3 de setembro de 2026, às 06h35

Uma escavadeira demole um edifício de propriedade palestina enquanto forças israelenses realizam uma incursão na área de Taawun Alawi, em Nablus, na Cisjordânia, Palestina, em 31 de agosto de 2026. [Nedal Eshtayah – Anadolu Agency]

Israel deslocou à força os moradores de Khirbet al-Taban, no sul da Cisjordânia ocupada, tornando-a a 66ª aldeia palestina a ser completamente esvaziada de seus moradores desde outubro de 2023, informou nesta quarta-feira o grupo israelense de direitos humanos B’Tselem.
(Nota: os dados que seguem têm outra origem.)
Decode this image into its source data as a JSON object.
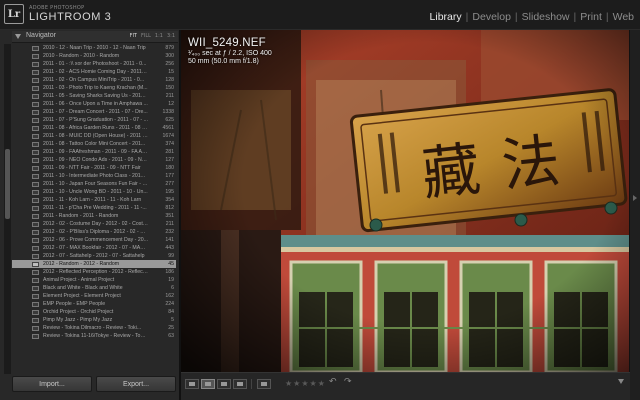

O grupo afirmou em comunicado que forças israelenses invadiram a aldeia, ao sul de Hebron, na manhã de quarta-feira e demoliram, em poucas horas, as casas de todos os seus moradores.
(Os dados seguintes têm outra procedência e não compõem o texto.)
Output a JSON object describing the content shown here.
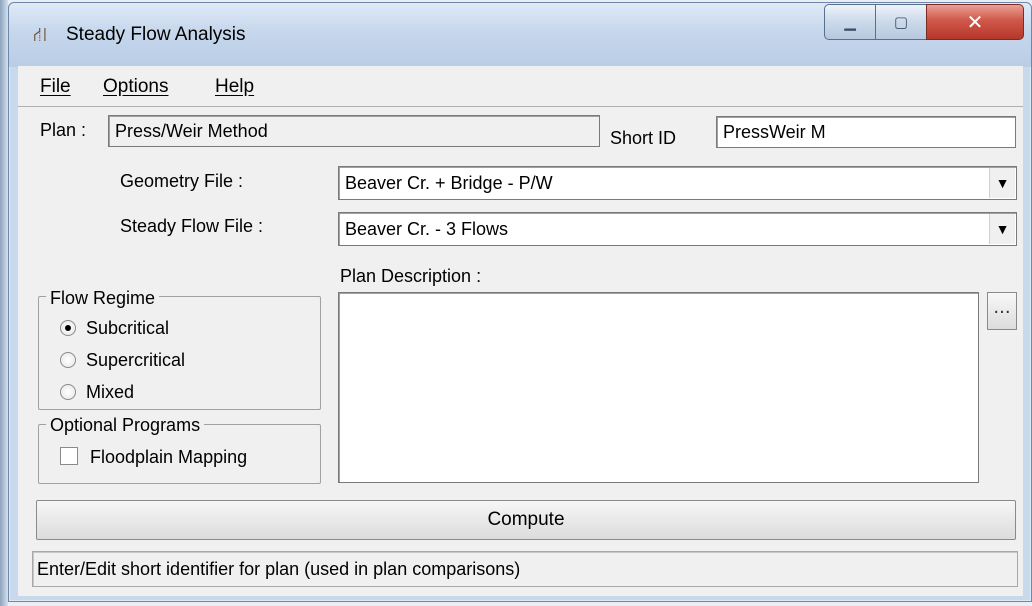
{
  "window": {
    "title": "Steady Flow Analysis"
  },
  "menu": {
    "file": "File",
    "options": "Options",
    "help": "Help"
  },
  "plan": {
    "label": "Plan :",
    "value": "Press/Weir Method"
  },
  "short_id": {
    "label": "Short ID",
    "value": "PressWeir M"
  },
  "geometry": {
    "label": "Geometry File :",
    "value": "Beaver Cr. + Bridge - P/W"
  },
  "steady_flow": {
    "label": "Steady Flow File :",
    "value": "Beaver Cr. - 3 Flows"
  },
  "description": {
    "label": "Plan Description :",
    "value": "",
    "button_label": "..."
  },
  "flow_regime": {
    "title": "Flow Regime",
    "options": [
      "Subcritical",
      "Supercritical",
      "Mixed"
    ],
    "selected": "Subcritical"
  },
  "optional_programs": {
    "title": "Optional Programs",
    "floodplain_label": "Floodplain Mapping",
    "floodplain_checked": false
  },
  "compute": {
    "label": "Compute"
  },
  "status": {
    "text": "Enter/Edit short identifier for plan (used in plan comparisons)"
  },
  "icons": {
    "app": "app-icon",
    "minimize": "minimize-icon",
    "maximize": "maximize-icon",
    "close": "close-icon",
    "dropdown": "chevron-down-icon"
  },
  "colors": {
    "close_button": "#c8463a",
    "title_bar": "#c6d7ec",
    "client_bg": "#f0f0f0"
  }
}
Khirbet al-Taban abriga 12 famílias, totalizando cerca de 70 pessoas, incluindo 28 crianças, segundo o grupo.

“As forças não deixaram uma única casa de pé”, afirmou a B’Tselem.

As forças israelenses também demoliram currais de ovelhas, tanques de água e instalações de armazenamento, além de destruírem cavernas na região, segundo o grupo.

A B’Tselem afirmou que Khirbet al-Taban foi a “66ª aldeia palestina que Israel deslocou à força desde outubro de 2023”, enquanto os moradores de outras 18 aldeias foram parcialmente deslocados.

O grupo afirmou que as operações de deslocamento expulsaram à força cerca de 4.931 palestinos de suas casas, incluindo aproximadamente 2.339 crianças e adolescentes.

A diretora-executiva da B’Tselem, Yuli Novak, afirmou que Israel está “continuando a apagar comunidades palestinas em um ritmo acelerado, como parte da limpeza étnica que realiza na Cisjordânia”.

Novak disse que a comunidade internacional está permanecendo “de braços cruzados enquanto vidas palestinas ficam expostas à violência israelense”.

A demolição de Khirbet al-Taban ocorre em meio a uma escalada na tomada de terras palestinas em toda a Cisjordânia, incluindo Jerusalém Oriental ocupada, juntamente com ataques de ocupantes e o estabelecimento de novos postos avançados e projetos de assentamentos ilegais.

Em julho, autoridades israelenses emitiram 31 ordens para tomar cerca de 831 mil metros quadrados de terras palestinas na Cisjordânia, segundo a Comissão Palestina de Colonização e Resistência ao Muro.

O Exército israelense e os ocupantes também realizaram 2.256 ataques contra palestinos, suas terras e propriedades durante o mês, incluindo 1.458 realizados pelo Exército e 798 por ocupantes, segundo a comissão.

Desde que Israel iniciou seu genocídio na Faixa de Gaza, em 8 de outubro de 2023, as forças israelenses e os ocupantes intensificaram os ataques na Cisjordânia, incluindo Jerusalém Oriental ocupada, por meio de assassinatos, prisões, deslocamento forçado, demolições de casas e expansão ilegal de assentamentos.